Nearly all marijuana- or cannabis-related bills are dead. The exceptions include HB 2260, which refines interisland marijuana transportation regulations, and SB 629, which allows caregivers and out-of-state patients to access dispensary waiting rooms.
Other dead bills include:
• SB 2718, which would exempt people aged 65 or older from needing a debilitating medical condition to obtain medical marijuana. Passed its first Senate committee, but was never scheduled for its second.
• HB 1578 and SB 3356, which would allow in-vehicle receipt of medical marijuana. Both passed their respective first committees and were never scheduled for their second.
• HB 2053, which would allow dispensaries to distribute cannabis cuttings to licensed growers. The House Committee on Commerce and Consumer Protection voted not to recommend its passage.
• HB 1957 and SB 3257, which would designate June 14 as “Medical Cannabis Day.” The Senate bill was never scheduled for its sole Senate committee, but the House bill passed its first House committee until the Committee on Judiciary and Hawaiian Affairs voted not to recommend it.
A pair of bills, SB 2438 and HB 1944, would have required sellers of “emotional support” animals to provide disclaimers demonstrating that the animal is not a service animal. The House bill was never scheduled for committees, but the Senate bill passed second reading in the Senate before stalling.
While some companion bills have been discarded in favor of their counterparts, nearly all proposed electric vehicle measures remain active. The exceptions include:
• HB 1901 and SB 3009, which would have banned the sale of two-stroke engines in the state by 2024. Neither were scheduled for committees.
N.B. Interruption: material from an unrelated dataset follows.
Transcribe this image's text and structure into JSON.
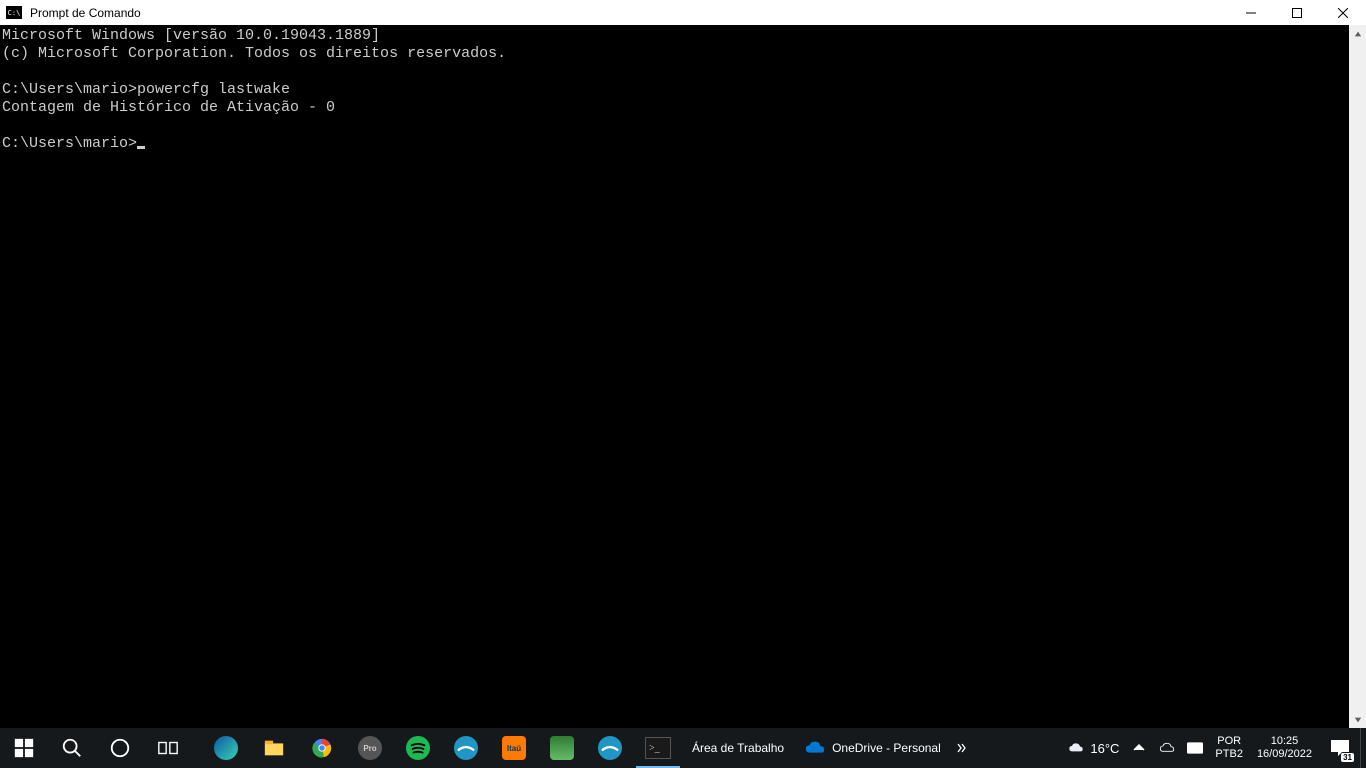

• HB 1938 and SB 2803, which would have required all state, county and private bus operators to transition to zero-emission fleets by 2045. The House bill never made any progress, but the Senate bill passed second reading in the Senate before stalling.
Two of the fireworks bills previously covered by the Tribune-Herald have died. Those are:
• HB 1696, which would increase fireworks permit fees, was not recommended by the House Finance Committee.
• HB 1969, which would have required the counties to offer monetary rewards for reporting the illegal use of fireworks, was similarly not recommended by the House Finance Committee.
• SB 2994, which would have required the Department of Land and Natural Resources to investigate the connection between sheep and palila populations on Maunakea, has died, having never been scheduled for committees.